Learning To Like (Some) Video Game Chores

Learning To Like (Some) Video Game Chores

I was sceptical about the new(ish) 3DS game Fantasy Life back when our own Jason Schreier praised it as “the best to-do list I’ve ever played.” Too many games feel over-stuffed with too many chores as is — too many-no-fun-fetch-quests, too many collectibles, etc. But I’ve come around with this game.

I explain my change of heart in a piece I recently wrote for the New York Times (it’s in today’s paper, if you’d like to get some ink on your hands), and it boils down to this nice twist in Fantasy Life‘s presentation of 12 different playable jobs, from alchemist to lumberjack to mercenary:

That brings me back to Fantasy Life, which initially struck me as the most frank and yet most tedious collection of video game chores yet. As I played, however, I discovered a twist. As a carpenter, I was bored, but as a lumberjack I was energized. I was thrilled to search for rare trees to chop. I was excited to realise that I could use those logs to make tools as a carpenter.

I realised all 12 jobs were linked, and I recognised a new fantasy — one in which I am every member of the work force, where I depend on me, where I can juggle a dozen professions and make myself a better suit of armour because of it. A single job might be real life. But 12 jobs that feed into one another? That might be video games’ weirdest and most enticing work fantasy yet.

To what extent, I wonder, do we see games as a weird sort of work fantasy? One in which we know that if we apply ourselves, we will level up, receive better rewards and therefore feel like our dedication was recognised? Is that why we willingly let games ask us to do the same things repeatedly?

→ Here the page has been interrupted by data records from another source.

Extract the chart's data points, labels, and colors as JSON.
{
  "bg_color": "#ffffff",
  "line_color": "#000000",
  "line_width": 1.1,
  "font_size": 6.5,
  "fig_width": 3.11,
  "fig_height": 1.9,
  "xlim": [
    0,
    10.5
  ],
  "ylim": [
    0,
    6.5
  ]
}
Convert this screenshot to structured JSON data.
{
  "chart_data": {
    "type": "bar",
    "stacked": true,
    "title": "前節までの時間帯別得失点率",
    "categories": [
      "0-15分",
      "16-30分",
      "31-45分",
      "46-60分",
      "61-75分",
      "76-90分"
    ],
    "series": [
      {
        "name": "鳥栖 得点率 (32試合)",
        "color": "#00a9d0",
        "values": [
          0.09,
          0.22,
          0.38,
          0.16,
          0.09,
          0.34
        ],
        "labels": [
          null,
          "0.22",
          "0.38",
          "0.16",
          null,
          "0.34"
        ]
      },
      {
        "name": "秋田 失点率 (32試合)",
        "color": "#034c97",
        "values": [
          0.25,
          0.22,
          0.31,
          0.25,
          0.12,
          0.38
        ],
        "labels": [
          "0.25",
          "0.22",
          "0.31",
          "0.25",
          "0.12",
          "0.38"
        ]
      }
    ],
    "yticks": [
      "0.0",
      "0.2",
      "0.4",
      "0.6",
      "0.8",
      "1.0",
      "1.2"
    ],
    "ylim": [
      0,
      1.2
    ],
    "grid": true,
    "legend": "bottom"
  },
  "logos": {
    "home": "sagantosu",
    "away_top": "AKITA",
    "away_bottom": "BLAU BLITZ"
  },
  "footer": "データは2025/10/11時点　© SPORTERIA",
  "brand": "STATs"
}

These days, I find myself drawn away from games that lull me into doing repetitive and tedious things. I’ve always been suspicious about the merits of, say, grinding in role-playing games. And I find myself leaning Patricia Hernandez’s way in disliking much of the “filler” in the new Dragon Age. I think, of all things, it may have been playing the near-mindless Cookie Clicker this year that helped wake me up to how often games can fill our time without asking much of us other than to click the same buttons or do the same routines.

I’ve become more acutely aware of games that ask me to think on my feet, to react and to do things I’ve not done in games before. And yet I’ve also appreciated how Fantasy Life, a game that asks for little more than a willingness to play comfortable, familiar routines, has found a way to stitch it all together into something that feels new in its own right.

If you are intrigued by Fantasy Life, note that you can start with any of the game’s 12 jobs, though I recommend Paladin for a start, just to get some combat in, and then switch to Woodcutter, since searching for the best trees to chop down is fun. Then go Carpenter and go crazy from there.

Fair warning: to like this game, you’ll have to tolerate a lot of talking. Sadly, the job of dialogue-trimmer is not offered.